How did you make your "clone"?
There are various ways this can break macOS due to Catalina APFS installs having been migrated to the Sealed System Volume, which places the installation in an APFS container and divides the installation into a pair of partitions: "Macintosh HD" and "Macintosh HD - Data". The first one is the SSV, a crypto sealed form of the stuff (roughly) thought of as protected by SIP, but this isn't controlled by SIP; it can't be changed outside of a process running code that is authenticated all the way to Apple certificates. The "Data" part is where Apple apps that can be updated incrementally go, plus all the user data, and 3rd party apps. These two area are combined using black-magic of APFS firm-links, which present a namespace that looks like a single volume.
These two parts have to stay in sync or trouble ensues. A special Apple tool called APFS Replicator can clone the whole shebang, and as long as no Apple updates are applied. APFS Replicator requires erasing the target drive.
For a source and a backup at a given fixed version of macOS, the source Data part can be incrementally updated and copied to the matching backup drive, and the backup will work. But if any system SW update is applied the the source drive, this resets the seal and the only way to update the full system backup is using APFS Replicator, which necessitates erasing the backup. If only the Data partition is cloned to the backup, the linkage between the Data part and the clone SSV ends up out of sync and trouble ensues.

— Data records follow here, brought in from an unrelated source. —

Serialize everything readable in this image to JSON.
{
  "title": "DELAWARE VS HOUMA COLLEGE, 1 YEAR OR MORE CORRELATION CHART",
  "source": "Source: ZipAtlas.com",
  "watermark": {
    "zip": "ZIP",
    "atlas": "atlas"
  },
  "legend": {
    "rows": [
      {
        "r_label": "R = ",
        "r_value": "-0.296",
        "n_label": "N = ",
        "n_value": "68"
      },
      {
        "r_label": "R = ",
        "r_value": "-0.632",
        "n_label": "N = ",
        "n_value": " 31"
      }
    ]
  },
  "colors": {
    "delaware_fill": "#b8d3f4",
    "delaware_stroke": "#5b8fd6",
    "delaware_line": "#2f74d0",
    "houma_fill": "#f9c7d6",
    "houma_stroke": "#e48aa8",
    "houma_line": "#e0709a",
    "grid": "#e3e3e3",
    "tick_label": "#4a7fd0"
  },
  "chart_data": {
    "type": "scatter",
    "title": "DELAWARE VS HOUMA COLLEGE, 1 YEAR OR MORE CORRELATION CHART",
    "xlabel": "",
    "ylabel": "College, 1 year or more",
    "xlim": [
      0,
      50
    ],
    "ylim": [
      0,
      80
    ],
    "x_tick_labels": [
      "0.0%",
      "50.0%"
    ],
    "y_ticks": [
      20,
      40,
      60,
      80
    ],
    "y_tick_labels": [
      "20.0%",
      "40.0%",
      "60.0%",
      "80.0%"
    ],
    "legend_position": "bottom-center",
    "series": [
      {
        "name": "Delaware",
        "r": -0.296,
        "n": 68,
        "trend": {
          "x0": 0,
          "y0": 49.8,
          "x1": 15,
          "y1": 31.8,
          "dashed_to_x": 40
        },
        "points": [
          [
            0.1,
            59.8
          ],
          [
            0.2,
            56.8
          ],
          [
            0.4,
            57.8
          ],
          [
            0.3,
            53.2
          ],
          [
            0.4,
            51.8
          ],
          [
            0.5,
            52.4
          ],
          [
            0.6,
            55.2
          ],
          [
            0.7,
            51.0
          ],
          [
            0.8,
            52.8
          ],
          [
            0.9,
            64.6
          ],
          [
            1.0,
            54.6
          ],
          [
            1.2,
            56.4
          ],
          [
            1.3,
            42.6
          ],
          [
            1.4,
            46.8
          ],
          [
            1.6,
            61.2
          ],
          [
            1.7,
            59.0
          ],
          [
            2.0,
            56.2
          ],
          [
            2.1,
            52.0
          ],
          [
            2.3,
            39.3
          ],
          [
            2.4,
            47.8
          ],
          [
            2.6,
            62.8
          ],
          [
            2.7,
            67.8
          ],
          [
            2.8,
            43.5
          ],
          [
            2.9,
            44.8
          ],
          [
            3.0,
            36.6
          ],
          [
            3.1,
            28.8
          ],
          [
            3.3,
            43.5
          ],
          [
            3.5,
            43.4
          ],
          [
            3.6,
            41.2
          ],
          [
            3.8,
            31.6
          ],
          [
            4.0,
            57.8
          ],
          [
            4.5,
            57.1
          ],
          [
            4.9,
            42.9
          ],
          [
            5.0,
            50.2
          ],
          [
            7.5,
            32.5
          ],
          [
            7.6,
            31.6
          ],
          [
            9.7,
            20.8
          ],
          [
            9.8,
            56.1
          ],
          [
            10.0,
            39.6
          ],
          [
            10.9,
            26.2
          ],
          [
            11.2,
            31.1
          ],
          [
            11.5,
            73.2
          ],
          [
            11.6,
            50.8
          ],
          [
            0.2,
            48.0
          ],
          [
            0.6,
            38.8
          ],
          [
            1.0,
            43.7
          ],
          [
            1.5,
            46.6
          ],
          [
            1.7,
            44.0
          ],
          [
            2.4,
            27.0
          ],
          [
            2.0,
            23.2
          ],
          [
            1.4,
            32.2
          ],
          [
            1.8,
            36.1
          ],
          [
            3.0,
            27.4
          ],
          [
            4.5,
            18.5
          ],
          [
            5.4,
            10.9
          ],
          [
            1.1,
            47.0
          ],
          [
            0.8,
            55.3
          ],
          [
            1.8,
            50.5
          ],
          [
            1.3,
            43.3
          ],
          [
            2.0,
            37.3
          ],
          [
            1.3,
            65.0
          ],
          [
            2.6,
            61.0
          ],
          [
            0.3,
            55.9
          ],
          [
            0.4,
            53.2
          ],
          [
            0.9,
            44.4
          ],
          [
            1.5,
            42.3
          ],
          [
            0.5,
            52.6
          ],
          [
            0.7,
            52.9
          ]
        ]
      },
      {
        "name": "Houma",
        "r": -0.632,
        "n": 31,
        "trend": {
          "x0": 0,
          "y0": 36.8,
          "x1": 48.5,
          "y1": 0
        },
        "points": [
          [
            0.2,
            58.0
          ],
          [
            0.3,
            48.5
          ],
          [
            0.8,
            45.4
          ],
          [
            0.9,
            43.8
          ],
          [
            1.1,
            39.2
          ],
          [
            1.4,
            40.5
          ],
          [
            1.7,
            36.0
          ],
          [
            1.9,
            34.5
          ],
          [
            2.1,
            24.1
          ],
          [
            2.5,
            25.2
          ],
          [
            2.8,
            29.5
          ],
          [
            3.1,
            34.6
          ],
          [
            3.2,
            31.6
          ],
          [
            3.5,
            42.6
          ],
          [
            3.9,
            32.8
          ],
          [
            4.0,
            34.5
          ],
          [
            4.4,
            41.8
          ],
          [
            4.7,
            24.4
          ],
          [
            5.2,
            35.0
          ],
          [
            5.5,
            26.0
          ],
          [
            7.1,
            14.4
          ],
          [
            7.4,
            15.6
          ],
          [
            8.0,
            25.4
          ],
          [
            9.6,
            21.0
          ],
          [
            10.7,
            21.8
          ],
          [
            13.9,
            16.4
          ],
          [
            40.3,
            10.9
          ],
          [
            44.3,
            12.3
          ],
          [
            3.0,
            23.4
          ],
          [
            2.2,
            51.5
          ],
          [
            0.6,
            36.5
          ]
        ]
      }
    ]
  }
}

For these reasons and more, traditional incremental cloning can't work. A full block-level copy of the entire drive can work because it doesn't disturb the crypto seal. — I am massively waving my hands here; I'm not an expert and I may be wrong on this last point because Apple has been doing a lot of work on this over the last year, but you get the gist. WARNING: When using a block-level clone, I have seen Disk Utility get wildly confused about which part goes with which drive's macOS container volume, presumably because UUIDs are being reused... Fair warning about data loss due to such a mess.
This is why a recommended approach to system maintenance is to install macOS then use Migration Assistant to merge your data.
Your screen shot shows that the volume is ok, so please review your approach to cloning.
One more thing, after a APFS Replicator clone, renaming the target volume doesn't update a key file used by bootloaders to present the volume name in the boot list, so if the source and clone are attached at the same time you can't tell which is which because the clone had the old name. I can post the fix if anyone cares.